John M. S. Bartlett.pdf - Bio-Nica.info

194 Cremer and Moos
5. Compare the value determined by qPCR with the result of the analysis by flow cytometry.
If the result obtained by qPCR is definitely lower than the one obtained by flow cytometry,
then the ASO primer is most probably not able to detect a single copy of the template
of the malignant clone.
3.7. Optimization of PCR Conditions for ASO Primers
1. As a starting point, use PCRs of 50 µL containing 5 µL of 10× PCR buffer, 2 mM MgCl 2 ,
each deoxynucleotide at 0.1 mM, the ASO primer pair or the CDR3-specific primer
plus LJH at 0.8 µM each, 2.5 U Taq-DNA-polymerase, and a maximum of 1000 ng
of DNA. Amplify with a program consisting of 7 min preheating at 94°C, 60 cycles of
1 min of denaturation at 94°C and 1 min of annealing and extension at 63°C, ending with
a final extension at 63°C for 5 min.
2. If these amplification conditions lead to unsatisfactory results, for example, too many
nonspecific products or low intensity of the specific product, optimize the reaction
conditions.
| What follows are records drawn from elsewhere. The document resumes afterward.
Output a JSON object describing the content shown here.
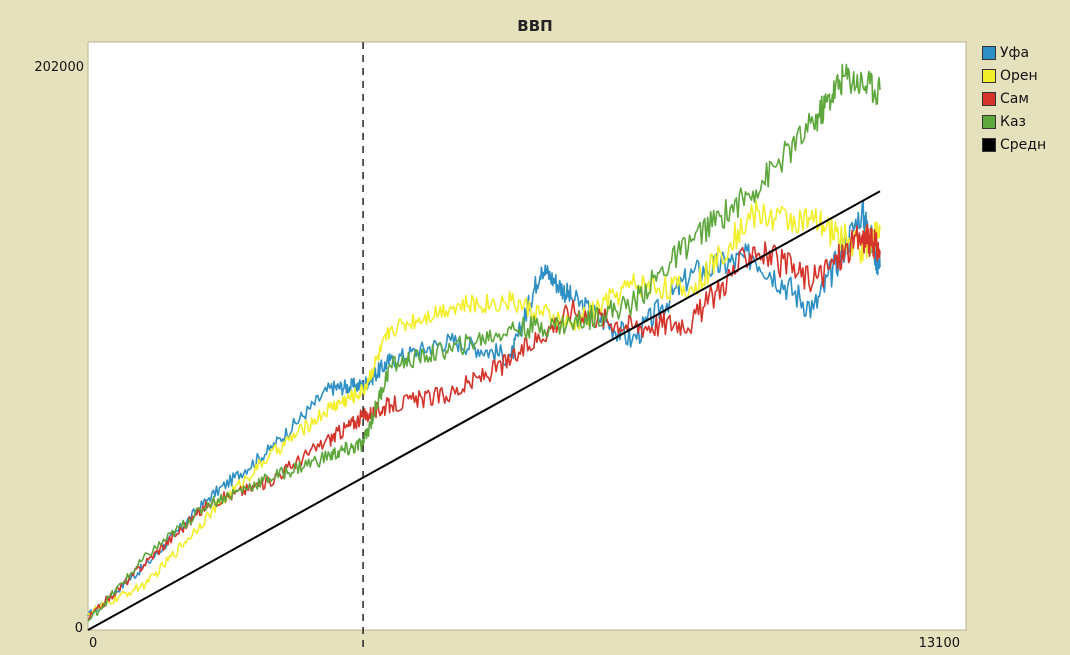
{
  "chart_data": {
    "type": "line",
    "title": "ВВП",
    "xlim": [
      0,
      13100
    ],
    "ylim": [
      0,
      202000
    ],
    "x_ticks": [
      "0",
      "13100"
    ],
    "y_ticks": [
      "0",
      "202000"
    ],
    "marker_line_x": 4550,
    "legend_position": "right",
    "grid": false,
    "series": [
      {
        "name": "Уфа",
        "color": "#2e8fc4",
        "x": [
          0,
          1000,
          2000,
          3000,
          4000,
          4550,
          5000,
          6000,
          7000,
          7500,
          8000,
          9000,
          10000,
          11000,
          12000,
          12800,
          13100
        ],
        "y": [
          5000,
          24000,
          47000,
          64000,
          86000,
          87000,
          96000,
          103000,
          97000,
          129000,
          118000,
          103000,
          127000,
          133000,
          114000,
          149000,
          129000
        ]
      },
      {
        "name": "Орен",
        "color": "#f2ef2a",
        "x": [
          0,
          1000,
          2000,
          3000,
          4000,
          4550,
          5000,
          6000,
          7000,
          8000,
          9000,
          10000,
          11000,
          12000,
          12800,
          13100
        ],
        "y": [
          6000,
          17000,
          41000,
          62000,
          79000,
          85000,
          107000,
          115000,
          117000,
          108000,
          123000,
          121000,
          148000,
          145000,
          136000,
          142000
        ]
      },
      {
        "name": "Сам",
        "color": "#d5342b",
        "x": [
          0,
          1000,
          2000,
          3000,
          4000,
          4550,
          5000,
          6000,
          7000,
          8000,
          9000,
          10000,
          11000,
          12000,
          12800,
          13100
        ],
        "y": [
          4000,
          25000,
          45000,
          53000,
          68000,
          76000,
          80000,
          84000,
          96000,
          114000,
          108000,
          110000,
          136000,
          124000,
          140000,
          135000
        ]
      },
      {
        "name": "Каз",
        "color": "#5ea73c",
        "x": [
          0,
          1000,
          2000,
          3000,
          4000,
          4550,
          5000,
          6000,
          7000,
          8000,
          9000,
          10000,
          11000,
          12000,
          12500,
          13100
        ],
        "y": [
          3000,
          27000,
          45000,
          54000,
          62000,
          66000,
          94000,
          100000,
          107000,
          109000,
          116000,
          139000,
          156000,
          180000,
          197000,
          192000
        ]
      },
      {
        "name": "Средн",
        "color": "#000000",
        "x": [
          0,
          13100
        ],
        "y": [
          0,
          156000
        ]
      }
    ]
  }
}
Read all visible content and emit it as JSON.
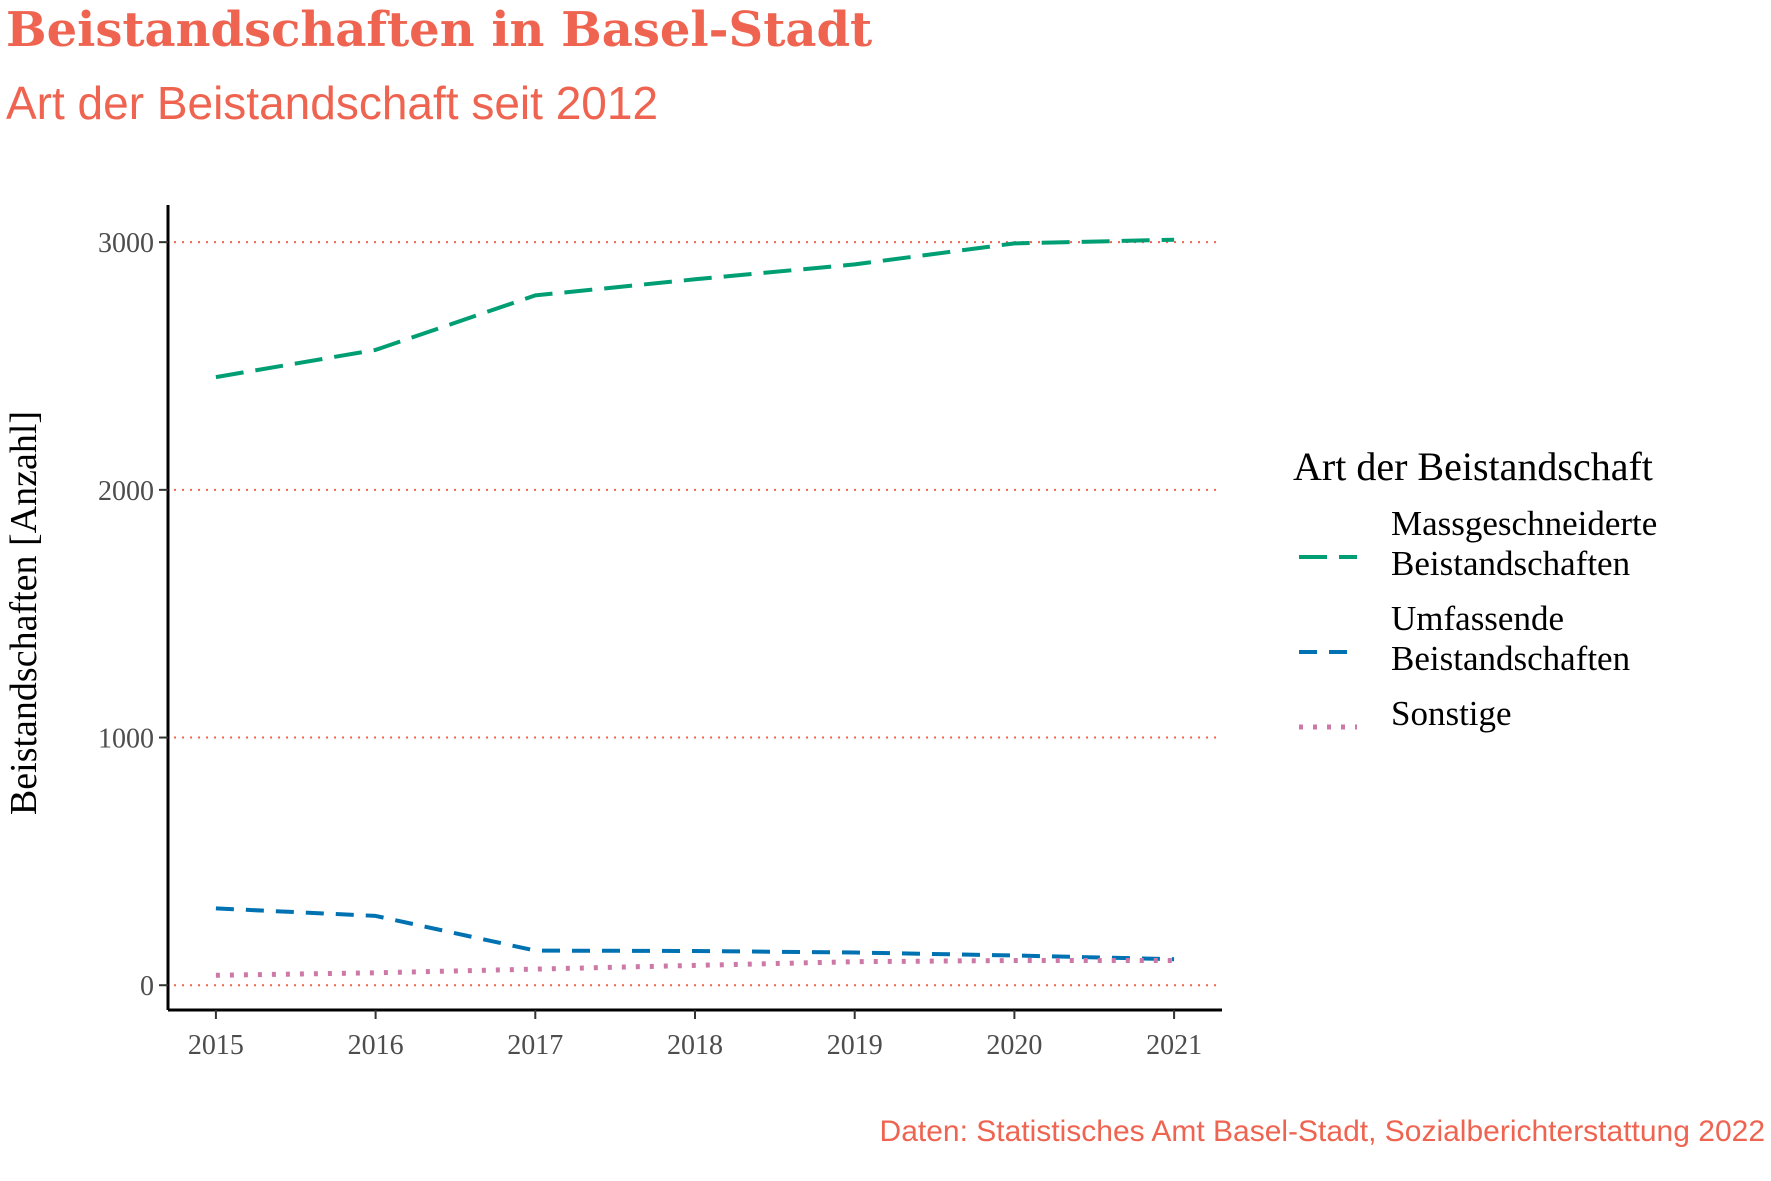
{
  "title": "Beistandschaften in Basel-Stadt",
  "subtitle": "Art der Beistandschaft seit 2012",
  "caption": "Daten: Statistisches Amt Basel-Stadt, Sozialberichterstattung 2022",
  "colors": {
    "title": "#ee6450",
    "grid": "#ee6450",
    "massgeschneiderte": "#009e73",
    "umfassende": "#0072b2",
    "sonstige": "#cc79a7"
  },
  "chart_data": {
    "type": "line",
    "ylabel": "Beistandschaften [Anzahl]",
    "xlabel": "",
    "x": [
      2015,
      2016,
      2017,
      2018,
      2019,
      2020,
      2021
    ],
    "ylim": [
      -100,
      3150
    ],
    "yticks": [
      0,
      1000,
      2000,
      3000
    ],
    "grid": "horizontal dotted",
    "legend": {
      "title": "Art der Beistandschaft",
      "placement": "right"
    },
    "series": [
      {
        "name": "Massgeschneiderte Beistandschaften",
        "name_lines": [
          "Massgeschneiderte",
          "Beistandschaften"
        ],
        "style": "longdash",
        "color": "#009e73",
        "values": [
          2455,
          2565,
          2785,
          2850,
          2910,
          2995,
          3010
        ]
      },
      {
        "name": "Umfassende Beistandschaften",
        "name_lines": [
          "Umfassende",
          "Beistandschaften"
        ],
        "style": "dashed",
        "color": "#0072b2",
        "values": [
          310,
          280,
          140,
          138,
          132,
          120,
          105
        ]
      },
      {
        "name": "Sonstige",
        "name_lines": [
          "Sonstige"
        ],
        "style": "dotted",
        "color": "#cc79a7",
        "values": [
          40,
          50,
          65,
          80,
          95,
          100,
          100
        ]
      }
    ]
  }
}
Always amplify a negative control without added DNA, a negative control
with buffy coat DNA from healthy donors, and a positive control with DNA from a BM
sample of the patient.
3. Vary the annealing temperature in steps of 1°C. Vary the MgCl 2 concentration in steps of
0.25 mM. These parameters work synergistically.
4. Vary the concentration of primers in 0.2-µM steps in a range of 0.4 to 1.2 µM. Higher
concentrations of primers can lead to a higher sensitivity; however, this is hampered by
the occurrence of more nonspecific products.
5. Increase the number of amplification cycles to improve sensitivity. Decrease the number
of cycles to reduce nonspecific products. At least 50 cycles should be performed to allow
detection of single copies of template, which is a prerequisite for the statistical analysis of
limiting dilution series by likelihood maximization.
4. Notes
1. No distinct band or multiple bands are visible after consensus PCR: Some BM samples will
not lead to a single distinct band of the expected size after consensus PCR. Either only a
polyclonal smear is visible or, in rare cases, more than one band of the expected size. (1)
Change the strategy used for consensus PCR (FR3 or FR1). Try DNA instead of RNA.
Prepare a PCR mixture containing 10 µL of 10× PCR buffer, 2 mM MgCl 2 , each deoxynucleotide
at 0.05 mM, primers FR1C or FR3A plus LJH at 0.4 µM each, and 2.5 U Taq-
DNA-polymerase. Add 500 to 1000 ng of DNA and distilled water to a final volume of 100 µL.
Amplify with a program consisting of 7 min denaturation and enzyme activation at 94°C,
followed by 50 cycles of denaturation for 1 min at 94°C and combined annealing and
extension at 63°C (for primer FR3A) or 65°C (for primer FR1C), followed by a final
extension step at 65°C for 5 min. If possible, collect another BM aspirate and start again.
2. Sequence has no resemblance to known CDR regions: This is most probably caused by a
nonspecific product of the consensus PCR. Perform consensus RT-PCR again.
3. Sequence of a CDR-region is unsuitable for primer design: Sometimes the sequence of
a CDR region is too short, has too many base repeats, or has too many long stretches
rich in G and C, which makes designing primers difficult. Because CDR1 and CDR2
region are shorter and less variable than the CDR3-region, one should never do without a
CDR3-specific primer. If segments suitable for primer design are not long enough, identify
at least a short segment that is apt. Devise primers complementary to this stretch, and
elongate in 5′-end direction (never in 3′-direction, because this end is more important for
specific annealing of the primer to the template). Use the CDR1/2- plus CDR3-specific
primer strategy, if the CDR3 region is the one that is difficult for primer design.